Deux articles de l’ordonnance de Villers-Cotterêts, signée par François Ier en août 1539, donnèrent une assise juridique à ce processus :
Article 110 : Afin qu’il n’y ait cause de douter sur l’intelligence des arrêts de justice, nous voulons et ordonnons qu’ils soient faits et écrits si clairement, qu’il n’y ait, ni puisse avoir, aucune ambiguïté ou incertitude, ni lieu à demander interprétation.
Article 111 : Et pour ce que telles choses sont souvent advenues sur l’intelligence des mots latins contenus dans lesdits arrêts, nous voulons dorénavant que tous arrêts, ensemble toutes autres procédures, soit de nos cours souveraines et autres subalternes et inférieures, soit de registres, enquêtes, contrats, commissions, sentences, testaments, et autres quelconques actes et exploits de justice, soient prononcés, enregistrés et délivrés aux parties, en langage maternel français et non autrement.

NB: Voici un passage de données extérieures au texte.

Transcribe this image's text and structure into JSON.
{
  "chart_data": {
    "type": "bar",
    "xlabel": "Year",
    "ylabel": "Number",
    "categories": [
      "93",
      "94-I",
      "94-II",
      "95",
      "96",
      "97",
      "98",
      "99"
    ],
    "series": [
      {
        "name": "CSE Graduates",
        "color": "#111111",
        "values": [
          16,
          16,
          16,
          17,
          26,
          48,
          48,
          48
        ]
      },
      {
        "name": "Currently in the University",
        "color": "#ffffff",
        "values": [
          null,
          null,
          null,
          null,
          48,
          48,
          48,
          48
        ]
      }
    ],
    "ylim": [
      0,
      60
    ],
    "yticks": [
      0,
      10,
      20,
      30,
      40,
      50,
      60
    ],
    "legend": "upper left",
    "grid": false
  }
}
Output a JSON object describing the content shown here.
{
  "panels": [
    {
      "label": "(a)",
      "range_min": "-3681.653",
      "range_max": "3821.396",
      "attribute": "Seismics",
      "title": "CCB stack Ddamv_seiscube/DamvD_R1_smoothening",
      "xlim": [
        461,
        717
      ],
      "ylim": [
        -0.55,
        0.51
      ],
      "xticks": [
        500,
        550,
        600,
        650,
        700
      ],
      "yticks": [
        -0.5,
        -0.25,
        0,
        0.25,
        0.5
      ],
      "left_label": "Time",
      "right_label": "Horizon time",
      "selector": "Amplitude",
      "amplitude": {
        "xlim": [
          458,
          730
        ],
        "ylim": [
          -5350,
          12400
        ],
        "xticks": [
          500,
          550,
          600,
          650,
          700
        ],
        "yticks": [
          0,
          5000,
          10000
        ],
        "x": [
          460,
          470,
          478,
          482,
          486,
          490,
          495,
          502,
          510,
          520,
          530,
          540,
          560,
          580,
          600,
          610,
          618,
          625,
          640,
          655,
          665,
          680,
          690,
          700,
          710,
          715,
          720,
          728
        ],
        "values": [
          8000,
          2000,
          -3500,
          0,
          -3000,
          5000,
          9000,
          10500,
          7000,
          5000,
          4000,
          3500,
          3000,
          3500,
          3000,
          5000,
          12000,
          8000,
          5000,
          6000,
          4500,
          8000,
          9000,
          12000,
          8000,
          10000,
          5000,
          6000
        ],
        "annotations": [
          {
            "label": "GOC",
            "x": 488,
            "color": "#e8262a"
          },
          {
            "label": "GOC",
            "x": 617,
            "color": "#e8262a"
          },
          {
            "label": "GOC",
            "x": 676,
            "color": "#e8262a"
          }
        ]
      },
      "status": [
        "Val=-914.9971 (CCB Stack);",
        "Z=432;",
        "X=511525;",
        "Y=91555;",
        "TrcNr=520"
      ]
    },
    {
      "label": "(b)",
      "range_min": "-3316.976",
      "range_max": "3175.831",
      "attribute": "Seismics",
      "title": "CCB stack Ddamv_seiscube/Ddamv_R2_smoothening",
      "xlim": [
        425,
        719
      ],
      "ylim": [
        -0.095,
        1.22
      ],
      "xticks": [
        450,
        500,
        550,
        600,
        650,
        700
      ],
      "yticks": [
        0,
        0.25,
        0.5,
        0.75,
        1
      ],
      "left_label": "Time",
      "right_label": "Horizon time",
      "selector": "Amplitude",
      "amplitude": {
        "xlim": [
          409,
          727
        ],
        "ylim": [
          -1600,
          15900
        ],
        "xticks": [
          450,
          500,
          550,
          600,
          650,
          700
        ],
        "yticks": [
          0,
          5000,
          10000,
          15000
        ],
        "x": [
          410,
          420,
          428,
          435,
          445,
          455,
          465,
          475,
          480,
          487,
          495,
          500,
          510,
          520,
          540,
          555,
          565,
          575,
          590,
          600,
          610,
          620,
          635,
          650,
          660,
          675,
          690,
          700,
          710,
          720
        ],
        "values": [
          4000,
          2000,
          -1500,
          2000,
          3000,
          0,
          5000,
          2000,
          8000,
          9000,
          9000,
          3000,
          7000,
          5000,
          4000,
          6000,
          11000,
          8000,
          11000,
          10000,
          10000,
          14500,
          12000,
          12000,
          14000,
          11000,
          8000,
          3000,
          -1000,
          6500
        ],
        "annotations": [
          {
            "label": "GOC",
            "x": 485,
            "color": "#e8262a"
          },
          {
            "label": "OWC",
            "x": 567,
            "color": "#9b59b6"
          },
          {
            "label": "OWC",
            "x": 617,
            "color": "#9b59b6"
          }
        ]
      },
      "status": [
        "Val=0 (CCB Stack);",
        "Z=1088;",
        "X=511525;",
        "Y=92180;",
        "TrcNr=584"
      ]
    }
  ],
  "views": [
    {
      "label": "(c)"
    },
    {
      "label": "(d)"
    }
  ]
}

Ainsi la vie publique du pays était-elle indissociablement liée à l’emploi scrupuleux (afin de ne laisser « aucune ambiguïté ou incertitude ») du « langage maternel français ». Ce texte fondateur doit être rapproché de la Deffence et Illustration de la langue françoyse (1549). Le manifeste du groupe qu’on appellera plus tard la « Pléiade » proclame, exactement dix ans après l’ordonnance de Villers-Cotterêts, l’excellence et la prééminence du français en matière de poésie. On le voit, l’attachement résolu à la langue française répond à une exigence à la fois politique, juridique et littéraire.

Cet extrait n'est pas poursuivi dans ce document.